Variance and Standard Deviation of p̂

Using Var(X) = np(1 − p) for a binomial:

Var(p̂) = Var(X/n) = Var(X)/n² = np(1 − p)/n² = p(1 − p)/n

SD(p̂) = √(p(1 − p)/n)

The standard deviation of p̂ (often called the standard error) measures how much p̂ typically varies from sample to sample. It depends on both p and n:

  • Larger n → smaller SD(p̂) → p̂ is more tightly clustered around p → more precise estimates
  • p near 0.5 → largest SD(p̂) for a given n (maximum variability when outcomes are most unpredictable)
  • p near 0 or 1 → smaller SD(p̂) (less variability when one outcome is dominant)

The Effect of Sample Size

Doubling n reduces SD(p̂) by a factor of √2 (not 2). To halve the standard deviation, you need to quadruple the sample size. This is a fundamental result in statistics: precision improves slowly with sample size, which is why large samples are expensive to achieve.

Exam technique: When asked “what does E(p̂) = p mean?” write: “The expected value of the sample proportion equals the population proportion, meaning p̂ is an unbiased estimator of p.” When asked why larger samples are better, link it to Var(p̂) = p(1−p)/n decreasing as n increases.

Mastery Practice

  1. Fluency A sample of 80 households is surveyed and 28 are found to have solar panels. Calculate the sample proportion p̂. What does p̂ estimate?

  2. Fluency The proportion of students in a school who ride to school is p = 0.25. A random sample of n = 60 students is selected. What is E(p̂)? Explain in plain language what this means.

  3. Fluency In a large city, 60% of residents recycle regularly (p = 0.6). A sample of n = 150 is taken. Calculate Var(p̂).

  4. Fluency Using p = 0.6 and n = 150 (from the previous question), calculate SD(p̂). Give your answer correct to 4 decimal places.

  5. Understanding For p = 0.3, calculate SD(p̂) for sample sizes n = 25, n = 100, and n = 400. Describe the pattern you observe.

  6. Understanding A quality control manager takes two samples from a production line where p = 0.08 (proportion of defective items): Sample A has n = 200 and Sample B has n = 800. Which sample proportion is likely to be closer to p = 0.08? Justify using SD(p̂).

  7. Understanding For a certain population, SD(p̂) = 0.05 when n = 100. What sample size is needed to reduce SD(p̂) to 0.025?

  8. Understanding A researcher states: “The sample proportion p̂ = 0.42 from my survey is a random variable.” A student objects: “But p̂ = 0.42 is a fixed number — how can it be random?” Write a correct response to the student.

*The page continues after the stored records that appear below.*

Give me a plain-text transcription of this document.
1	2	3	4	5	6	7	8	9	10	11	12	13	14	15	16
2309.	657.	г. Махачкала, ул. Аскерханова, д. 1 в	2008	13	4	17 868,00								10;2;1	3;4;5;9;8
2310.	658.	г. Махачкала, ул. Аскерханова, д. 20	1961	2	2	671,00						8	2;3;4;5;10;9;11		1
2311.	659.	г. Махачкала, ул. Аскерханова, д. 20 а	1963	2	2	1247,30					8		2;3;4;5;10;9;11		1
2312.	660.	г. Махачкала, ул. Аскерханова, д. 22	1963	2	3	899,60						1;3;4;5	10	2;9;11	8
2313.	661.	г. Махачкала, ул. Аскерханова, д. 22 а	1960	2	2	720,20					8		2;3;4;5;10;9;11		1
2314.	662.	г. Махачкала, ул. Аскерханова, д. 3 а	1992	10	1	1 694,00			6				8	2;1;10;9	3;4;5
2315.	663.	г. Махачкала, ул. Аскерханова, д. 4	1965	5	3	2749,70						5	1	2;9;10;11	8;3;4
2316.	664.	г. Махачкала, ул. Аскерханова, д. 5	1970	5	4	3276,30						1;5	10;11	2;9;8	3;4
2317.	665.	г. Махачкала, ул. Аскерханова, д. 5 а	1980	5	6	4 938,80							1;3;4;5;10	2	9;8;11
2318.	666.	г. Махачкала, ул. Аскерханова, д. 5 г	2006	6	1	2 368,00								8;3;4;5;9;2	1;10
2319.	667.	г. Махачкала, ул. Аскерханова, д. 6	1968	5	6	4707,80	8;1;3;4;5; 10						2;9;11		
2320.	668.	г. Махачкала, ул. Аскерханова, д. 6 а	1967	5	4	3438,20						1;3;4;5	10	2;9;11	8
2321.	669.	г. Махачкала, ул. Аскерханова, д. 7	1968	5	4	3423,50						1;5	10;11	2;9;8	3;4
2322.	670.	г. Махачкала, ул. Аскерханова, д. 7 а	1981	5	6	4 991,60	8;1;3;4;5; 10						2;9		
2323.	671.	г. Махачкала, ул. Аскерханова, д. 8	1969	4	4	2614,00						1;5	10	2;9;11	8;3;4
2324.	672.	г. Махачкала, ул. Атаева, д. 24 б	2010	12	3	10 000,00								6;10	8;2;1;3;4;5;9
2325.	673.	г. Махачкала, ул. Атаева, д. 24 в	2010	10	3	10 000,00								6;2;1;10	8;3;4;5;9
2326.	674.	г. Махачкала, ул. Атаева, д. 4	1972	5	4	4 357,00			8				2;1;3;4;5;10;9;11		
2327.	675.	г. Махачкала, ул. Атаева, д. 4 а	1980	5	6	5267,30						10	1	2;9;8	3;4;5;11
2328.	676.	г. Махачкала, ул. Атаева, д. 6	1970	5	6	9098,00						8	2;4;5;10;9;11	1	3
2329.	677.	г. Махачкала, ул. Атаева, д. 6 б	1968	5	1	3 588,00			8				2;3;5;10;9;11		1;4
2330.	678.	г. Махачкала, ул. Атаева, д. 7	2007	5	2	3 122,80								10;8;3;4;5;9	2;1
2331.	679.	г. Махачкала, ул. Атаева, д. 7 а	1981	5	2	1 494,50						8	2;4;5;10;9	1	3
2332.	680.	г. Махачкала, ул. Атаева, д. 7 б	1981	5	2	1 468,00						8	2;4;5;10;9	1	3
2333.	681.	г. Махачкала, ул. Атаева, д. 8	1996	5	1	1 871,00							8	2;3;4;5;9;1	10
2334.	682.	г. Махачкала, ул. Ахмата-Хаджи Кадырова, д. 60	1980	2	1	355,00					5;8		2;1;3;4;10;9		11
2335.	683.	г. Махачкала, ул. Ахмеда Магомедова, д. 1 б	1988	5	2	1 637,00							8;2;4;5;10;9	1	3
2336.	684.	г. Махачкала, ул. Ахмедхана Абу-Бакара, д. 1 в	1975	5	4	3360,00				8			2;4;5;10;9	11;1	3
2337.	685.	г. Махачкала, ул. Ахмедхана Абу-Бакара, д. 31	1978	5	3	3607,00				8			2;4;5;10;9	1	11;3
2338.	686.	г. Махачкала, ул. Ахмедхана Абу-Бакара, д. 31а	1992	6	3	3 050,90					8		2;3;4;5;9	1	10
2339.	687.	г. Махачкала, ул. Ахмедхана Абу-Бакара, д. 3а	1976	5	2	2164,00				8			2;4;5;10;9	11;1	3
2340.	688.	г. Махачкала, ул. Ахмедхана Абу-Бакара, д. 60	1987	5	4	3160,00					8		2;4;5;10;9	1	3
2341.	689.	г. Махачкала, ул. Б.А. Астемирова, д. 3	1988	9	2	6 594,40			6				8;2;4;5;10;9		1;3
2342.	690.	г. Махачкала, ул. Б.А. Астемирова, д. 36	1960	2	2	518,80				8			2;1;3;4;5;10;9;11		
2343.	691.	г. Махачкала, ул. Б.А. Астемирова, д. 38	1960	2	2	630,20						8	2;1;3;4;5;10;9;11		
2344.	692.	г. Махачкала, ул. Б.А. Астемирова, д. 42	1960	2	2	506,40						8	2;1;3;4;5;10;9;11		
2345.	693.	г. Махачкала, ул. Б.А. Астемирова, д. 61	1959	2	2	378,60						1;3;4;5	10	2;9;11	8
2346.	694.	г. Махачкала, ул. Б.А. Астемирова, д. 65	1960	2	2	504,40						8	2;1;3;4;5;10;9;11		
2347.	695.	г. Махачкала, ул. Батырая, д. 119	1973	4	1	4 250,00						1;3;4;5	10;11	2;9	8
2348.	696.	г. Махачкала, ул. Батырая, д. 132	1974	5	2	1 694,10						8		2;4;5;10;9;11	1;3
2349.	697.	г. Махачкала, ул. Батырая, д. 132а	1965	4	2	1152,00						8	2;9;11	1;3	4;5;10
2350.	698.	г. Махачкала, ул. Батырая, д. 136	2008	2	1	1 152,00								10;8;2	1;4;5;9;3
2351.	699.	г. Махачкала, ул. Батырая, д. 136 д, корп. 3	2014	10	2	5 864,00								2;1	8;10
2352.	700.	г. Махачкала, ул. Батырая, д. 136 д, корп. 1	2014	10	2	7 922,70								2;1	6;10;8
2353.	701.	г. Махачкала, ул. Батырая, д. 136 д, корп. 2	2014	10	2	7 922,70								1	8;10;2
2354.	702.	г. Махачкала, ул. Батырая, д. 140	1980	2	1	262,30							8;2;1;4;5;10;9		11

  9. Problem Solving Explain why p̂ is called an “unbiased” estimator of p. Does “unbiased” mean that p̂ = p for every sample? Why or why not?

  10. Problem Solving In a large community, 35% of people support a proposed new park (p = 0.35). A journalist takes a random sample of n = 400 residents. (a) Find E(p̂) and SD(p̂). (b) The journalist reports p̂ = 0.31. Is this a surprising result? Use SD(p̂) to justify your answer.